Вместо ответа Голд подался вперёд и нежно её обнял. Он хотел, чтобы она почувствовала, насколько сильно он её любит. В эту самую минуту он любил её больше всего на свете.

— Что с тобой? — легко засмеявшись, спросила она, неловко отвечая на его объятия. — Что за нежности?

Он ничего не сказал, только подвинулся к ней ещё ближе, зарываясь лицом в её волосы.

— И я тебя люблю, — вздохнула Белль и обняла его как можно крепче. — Больше всего на свете.

========== Обрывки воспоминаний ==========

Мистеру Голду снова снилась крыша. Всё та же, утопающая в густом белом тумане, но на этот раз совсем пустая. Он прошёл немного вперёд и понял, что есть и другие изменения. На этот раз воздух вокруг был разрежен сверх меры, и ему с трудом давался каждый вдох, и всё казалось реальнее, переменчивее. Он отчётливо слышал свои шаги, а туман, статичный и неподвижный, стал самим воплощением хаотичного движения. Выглянуло солнце. Румпель ощутил его тепло и зажмурился, подставив лицо согревающим лучам. Так он стоял некоторое время, как вдруг…

— Папа, — окликнул его до боли знакомый голос, который он никогда не смог бы забыть, даже если бы пытался сделать это.

— Бей… — прошептал Румпель и стремительно обернулся.

Бейлфайр стоял всего в нескольких футах от него, смотрел на отца и улыбался. Больше он не сказал ни слова, как и сам Румпель. Им обоим всё было понятно и без слов, совершенно лишних и ненужных. Голд не хотел, чтобы сон кончался, хотя отчетливо осознавал, что промедление приведет к смерти. Но скоро Бей исчез, так же внезапно, как и появился, а Голд так и стоял на крыше в своем мёртвом сне, пока не очнулся в просторной белой комнате, похожей на больничную палату. Голова раскалывалась на куски, сердце болело, и он подумал, что оно застынет в груди, если он попробует подняться. Со странной радостью он обнаружил, что на краешке его кровати сидит Белль, а потом огорчился, заметив, что она плачет.

— Белль…

— Всё будет хорошо, милый.

— Я умираю?

Она ничего не сказала, только наклонилась к нему, и он ощутил, как её тёплые мягкие губы касаются его губ. Это ощущение, её близость, её запах остались с ним, когда он проснулся в своей спальне. На этот раз по-настоящему проснулся.

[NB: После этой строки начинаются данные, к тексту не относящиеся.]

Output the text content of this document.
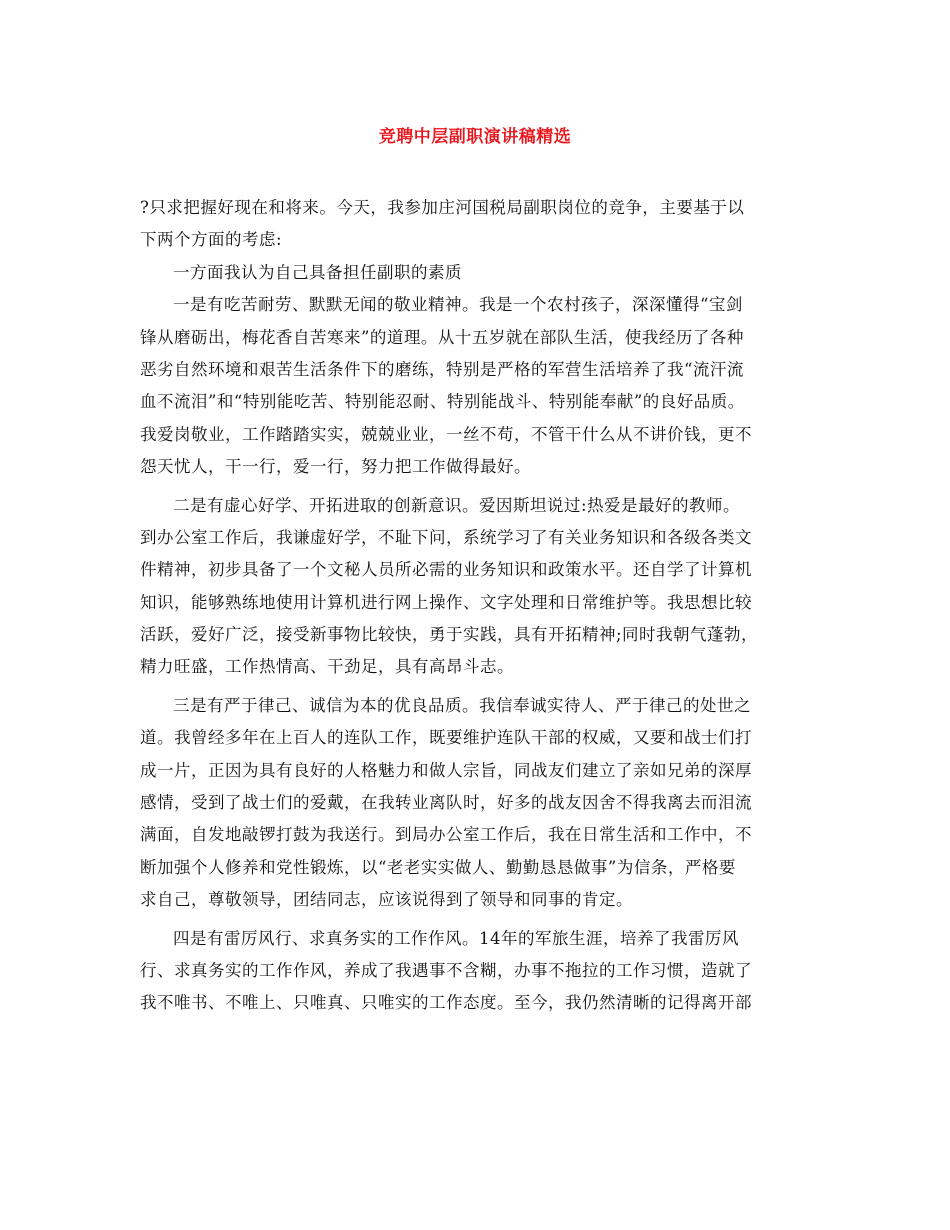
竞聘中层副职演讲稿精选
?只求把握好现在和将来。今天，我参加庄河国税局副职岗位的竞争，主要基于以
下两个方面的考虑:
一方面我认为自己具备担任副职的素质
一是有吃苦耐劳、默默无闻的敬业精神。我是一个农村孩子，深深懂得“宝剑
锋从磨砺出，梅花香自苦寒来”的道理。从十五岁就在部队生活，使我经历了各种
恶劣自然环境和艰苦生活条件下的磨练，特别是严格的军营生活培养了我“流汗流
血不流泪”和“特别能吃苦、特别能忍耐、特别能战斗、特别能奉献”的良好品质。
我爱岗敬业，工作踏踏实实，兢兢业业，一丝不苟，不管干什么从不讲价钱，更不
怨天忧人，干一行，爱一行，努力把工作做得最好。
二是有虚心好学、开拓进取的创新意识。爱因斯坦说过:热爱是最好的教师。
到办公室工作后，我谦虚好学，不耻下问，系统学习了有关业务知识和各级各类文
件精神，初步具备了一个文秘人员所必需的业务知识和政策水平。还自学了计算机
知识，能够熟练地使用计算机进行网上操作、文字处理和日常维护等。我思想比较
活跃，爱好广泛，接受新事物比较快，勇于实践，具有开拓精神;同时我朝气蓬勃，
精力旺盛，工作热情高、干劲足，具有高昂斗志。
三是有严于律己、诚信为本的优良品质。我信奉诚实待人、严于律己的处世之
道。我曾经多年在上百人的连队工作，既要维护连队干部的权威，又要和战士们打
成一片，正因为具有良好的人格魅力和做人宗旨，同战友们建立了亲如兄弟的深厚
感情，受到了战士们的爱戴，在我转业离队时，好多的战友因舍不得我离去而泪流
满面，自发地敲锣打鼓为我送行。到局办公室工作后，我在日常生活和工作中，不
断加强个人修养和党性锻炼，以“老老实实做人、勤勤恳恳做事”为信条，严格要
求自己，尊敬领导，团结同志，应该说得到了领导和同事的肯定。
四是有雷厉风行、求真务实的工作作风。14年的军旅生涯，培养了我雷厉风
行、求真务实的工作作风，养成了我遇事不含糊，办事不拖拉的工作习惯，造就了
我不唯书、不唯上、只唯真、只唯实的工作态度。至今，我仍然清晰的记得离开部
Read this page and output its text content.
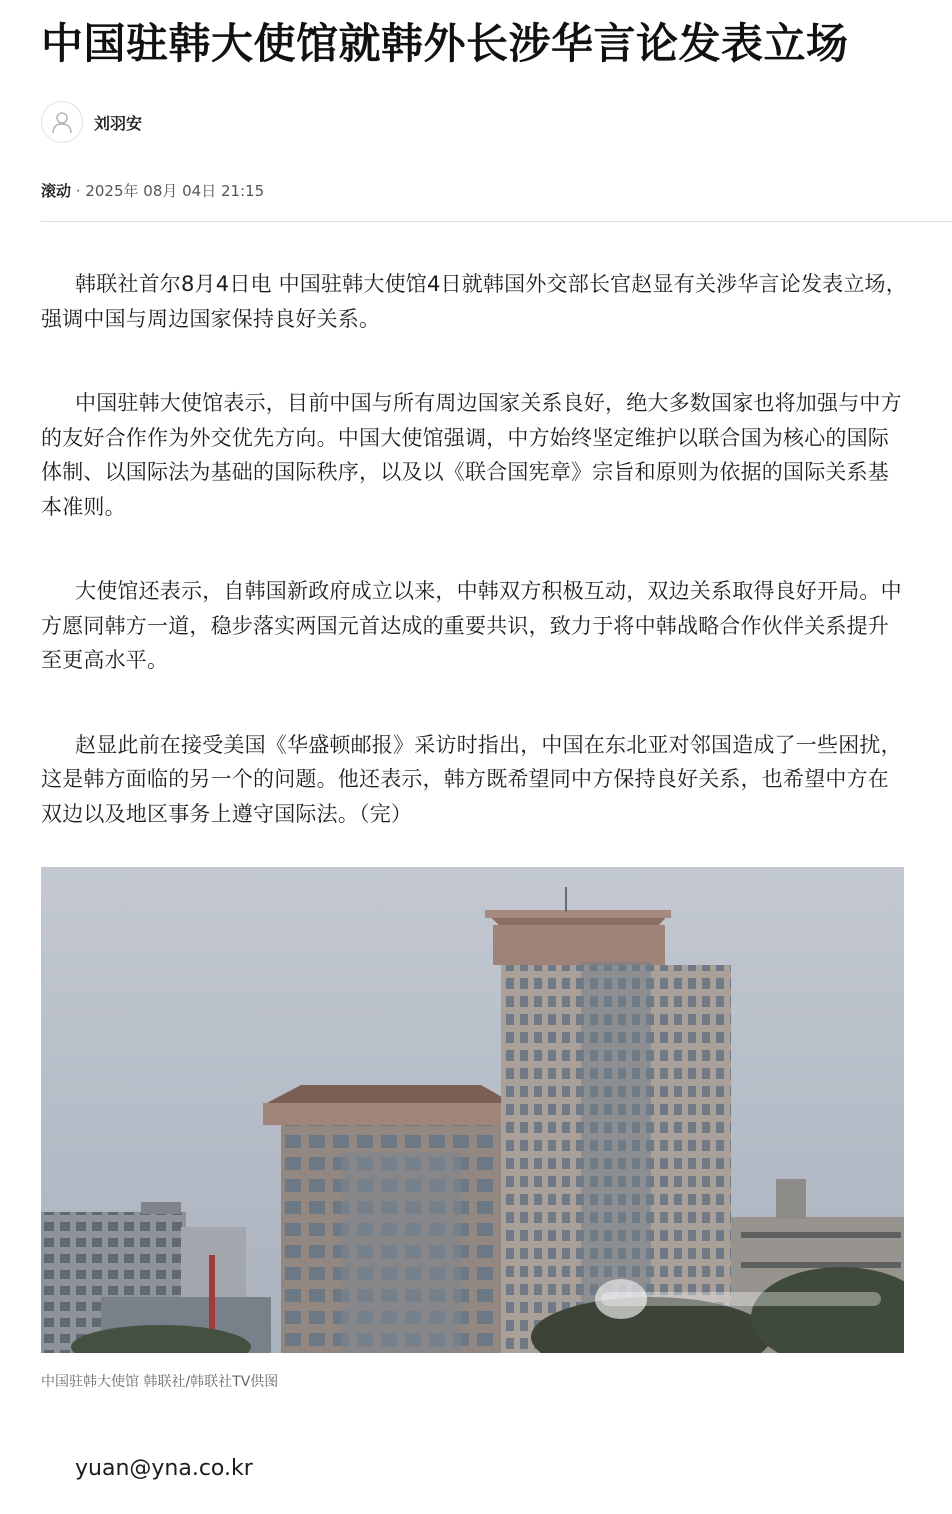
中国驻韩大使馆就韩外长涉华言论发表立场
刘羽安
滚动 · 2025年 08月 04日 21:15

韩联社首尔8月4日电 中国驻韩大使馆4日就韩国外交部长官赵显有关涉华言论发表立场，强调中国与周边国家保持良好关系。

中国驻韩大使馆表示，目前中国与所有周边国家关系良好，绝大多数国家也将加强与中方的友好合作作为外交优先方向。中国大使馆强调，中方始终坚定维护以联合国为核心的国际体制、以国际法为基础的国际秩序，以及以《联合国宪章》宗旨和原则为依据的国际关系基本准则。

大使馆还表示，自韩国新政府成立以来，中韩双方积极互动，双边关系取得良好开局。中方愿同韩方一道，稳步落实两国元首达成的重要共识，致力于将中韩战略合作伙伴关系提升至更高水平。

赵显此前在接受美国《华盛顿邮报》采访时指出，中国在东北亚对邻国造成了一些困扰，这是韩方面临的另一个的问题。他还表示，韩方既希望同中方保持良好关系，也希望中方在双边以及地区事务上遵守国际法。（完）

中国驻韩大使馆 韩联社/韩联社TV供图
yuan@yna.co.kr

— Доброе утро, Румпель, — ласково прошептала Белль, поглаживая его по спутанным волосам. — Просыпайся, мой хороший.

— Белль, — улыбнулся Голд, сел в постели и схватился за голову. — Ай…

Его голову пронзила резкая боль, слева защемило нерв, что во сне он и принял за инфаркт, и всё тело затекло и не слушалось.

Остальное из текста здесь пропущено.